As Vrinda’s senior year began she was hoping for a clean slate. As vice head girl the year before, it was an unspoken promise that she would be elected head girl for her last year as every head girl before her had been.

However, when elections for head girl began, it was clear the school had no intentions of cutting down on their hatred. On the day positions were announced, she was demoted from her role as head girl on stage in front of the entire school.

“I walked out of the room and I was very, very broken,” Vrinda says. “I did not know how to face people. It took me almost a month to come out of it, just because of the entire scene.”

After this, Vrinda decided to focus all of her energy on the future. Her principals and deans continued to disrupt her college application process by ignoring her requests for letters of recommendation and cutting back on her time to prepare for her SATs. Though the harassment continued — the room searches and constant monitoring — she pushed through anyway.


Photo by Ben Pietrusinski

By the end of the year she had earned top grades in her class, had been accepted to a few of her top schools in North America and knew that she was finally headed for a fresh start in a place where acceptance would be a given.

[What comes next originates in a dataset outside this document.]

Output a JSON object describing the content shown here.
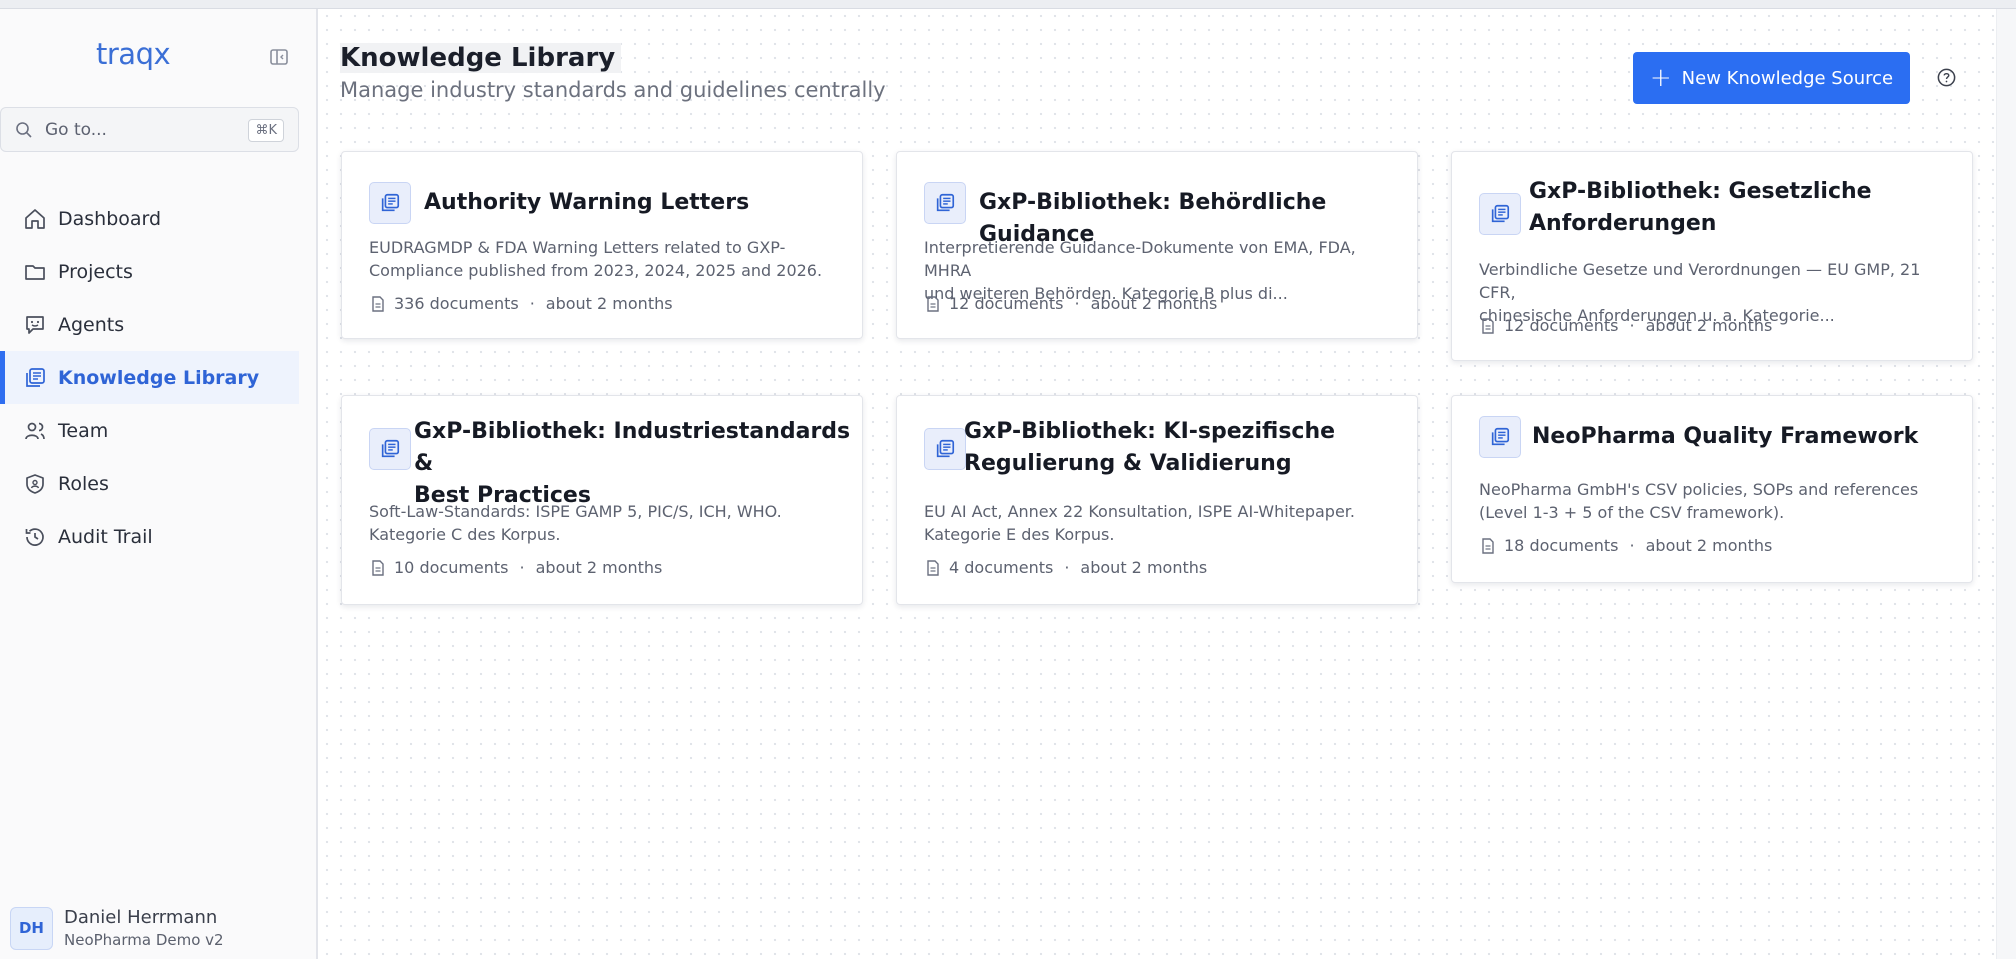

“They could see it for themselves,” Vrinda says. “They harassed me in so many ways, but they did not get what they wanted.”

Moving Forward

Leaving such a toxic environment, Vrinda knew she needed a university that valued diversity, where she would not encounter the same type of harassment she had before. When she received her acceptance letter to Penn State’s Bellisario College of Communications, she says that she did not have to think twice before accepting the offer.

“I think that when there are very small demographics at a college or university, there is a lot of unintentional racism and prejudices that take place,” Vrinda says. “I saw that Penn State was so welcoming to international students — I felt comfortable and safe and accepted.”

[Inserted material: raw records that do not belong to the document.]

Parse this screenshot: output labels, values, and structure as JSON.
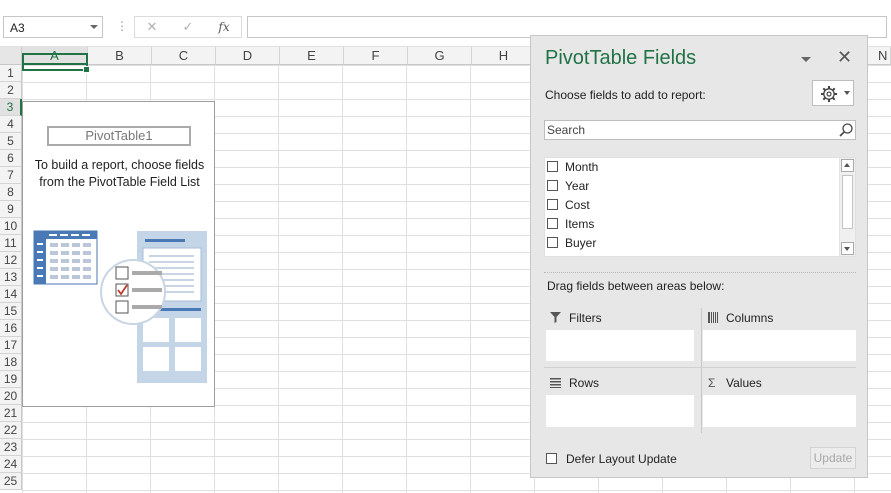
{
  "name_box": {
    "value": "A3"
  },
  "formula_bar": {
    "cancel_glyph": "✕",
    "enter_glyph": "✓",
    "fx_label": "fx",
    "formula": ""
  },
  "columns": [
    "A",
    "B",
    "C",
    "D",
    "E",
    "F",
    "G",
    "H",
    "N"
  ],
  "rows": [
    "1",
    "2",
    "3",
    "4",
    "5",
    "6",
    "7",
    "8",
    "9",
    "10",
    "11",
    "12",
    "13",
    "14",
    "15",
    "16",
    "17",
    "18",
    "19",
    "20",
    "21",
    "22",
    "23",
    "24",
    "25"
  ],
  "selected_cell": "A3",
  "pivot_placeholder": {
    "name": "PivotTable1",
    "instructions_line1": "To build a report, choose fields",
    "instructions_line2": "from the PivotTable Field List"
  },
  "pivot_panel": {
    "title": "PivotTable Fields",
    "subtitle": "Choose fields to add to report:",
    "search_placeholder": "Search",
    "fields": [
      {
        "label": "Month",
        "checked": false
      },
      {
        "label": "Year",
        "checked": false
      },
      {
        "label": "Cost",
        "checked": false
      },
      {
        "label": "Items",
        "checked": false
      },
      {
        "label": "Buyer",
        "checked": false
      }
    ],
    "drag_label": "Drag fields between areas below:",
    "areas": {
      "filters": "Filters",
      "columns": "Columns",
      "rows": "Rows",
      "values": "Values"
    },
    "defer_label": "Defer Layout Update",
    "update_button": "Update"
  },
  "colors": {
    "accent": "#217346",
    "panel_bg": "#e7e7e7",
    "placeholder_blue": "#4a7ab5"
  }
}
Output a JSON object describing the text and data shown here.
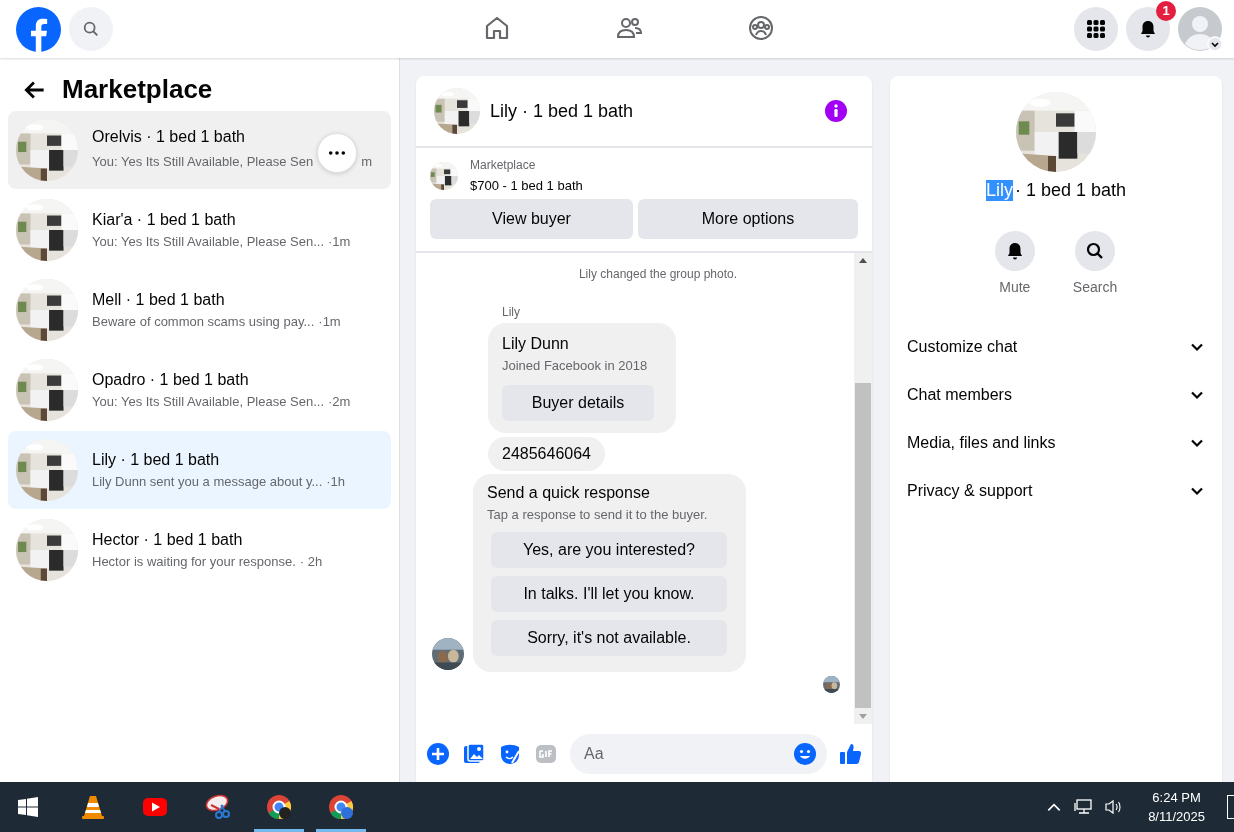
{
  "top_bar": {
    "nav": [
      {
        "kind": "home",
        "selected": false
      },
      {
        "kind": "friends",
        "selected": false
      },
      {
        "kind": "groups",
        "selected": false
      }
    ],
    "notification_count": "1"
  },
  "sidebar": {
    "title": "Marketplace",
    "conversations": [
      {
        "name": "Orelvis · 1 bed 1 bath",
        "preview": "You: Yes Its Still Available, Please Sen",
        "time": "m",
        "selected": false,
        "hovered": true
      },
      {
        "name": "Kiar'a · 1 bed 1 bath",
        "preview": "You: Yes Its Still Available, Please Sen...",
        "time": "·1m",
        "selected": false,
        "hovered": false
      },
      {
        "name": "Mell · 1 bed 1 bath",
        "preview": "Beware of common scams using pay...",
        "time": "·1m",
        "selected": false,
        "hovered": false
      },
      {
        "name": "Opadro · 1 bed 1 bath",
        "preview": "You: Yes Its Still Available, Please Sen...",
        "time": "·2m",
        "selected": false,
        "hovered": false
      },
      {
        "name": "Lily · 1 bed 1 bath",
        "preview": "Lily Dunn sent you a message about y...",
        "time": "·1h",
        "selected": true,
        "hovered": false
      },
      {
        "name": "Hector · 1 bed 1 bath",
        "preview": "Hector is waiting for your response.",
        "time": "· 2h",
        "selected": false,
        "hovered": false
      }
    ]
  },
  "chat": {
    "title": "Lily · 1 bed 1 bath",
    "listing": {
      "source": "Marketplace",
      "summary": "$700 - 1 bed 1 bath"
    },
    "buttons": [
      "View buyer",
      "More options"
    ],
    "system_message": "Lily changed the group photo.",
    "sender": "Lily",
    "buyer_card": {
      "name": "Lily Dunn",
      "joined": "Joined Facebook in 2018",
      "button": "Buyer details"
    },
    "phone_message": "2485646064",
    "quick_response": {
      "title": "Send a quick response",
      "subtitle": "Tap a response to send it to the buyer.",
      "options": [
        "Yes, are you interested?",
        "In talks. I'll let you know.",
        "Sorry, it's not available."
      ]
    },
    "composer": {
      "placeholder": "Aa"
    }
  },
  "details": {
    "name_selected": "Lily",
    "name_rest": "· 1 bed 1 bath",
    "actions": [
      {
        "kind": "bell",
        "label": "Mute"
      },
      {
        "kind": "search",
        "label": "Search"
      }
    ],
    "sections": [
      {
        "label": "Customize chat",
        "expanded": false
      },
      {
        "label": "Chat members",
        "expanded": false
      },
      {
        "label": "Media, files and links",
        "expanded": false
      },
      {
        "label": "Privacy & support",
        "expanded": false
      }
    ]
  },
  "taskbar": {
    "apps": [
      {
        "kind": "cone",
        "running": false
      },
      {
        "kind": "video",
        "running": false
      },
      {
        "kind": "snip",
        "running": false
      },
      {
        "kind": "browser",
        "running": true
      },
      {
        "kind": "browser-profile",
        "running": true
      }
    ],
    "time": "6:24 PM",
    "date": "8/11/2025"
  }
}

Now at school in the United States, she says that she realizes that what she went through was not something that she should have had to tolerate. She realizes now that looking back there were so many times she wished that she had stood up and acknowledged that what was happening was not OK.

“The U.S. is such an open-minded country when it comes to the LGBTQ+ community and people are very vocal about it; in India it is not that way,” Vrinda says. “People are not proud of it, not because they do not want to be, but because they have been brought up by their schools and their family that it is not right.”

Having endured the treatment that she did as a straight woman, Vrinda says she cannot imagine how much worse the school’s actions have affected her classmates and old friends she knew who were actually gay. She says now she only hopes that people — especially those at her old school — can learn to recognize and accept that behind everyone lies a story that should never be swept aside.

“I just want whoever reads this to know that it is not as simple as they think it is. We can never undermine a person’s story, experiences or fears,” Vrinda says. “We should never say ‘it cannot be that bad,’ because it can be very bad, and you do not realize what an impact it has on a person.”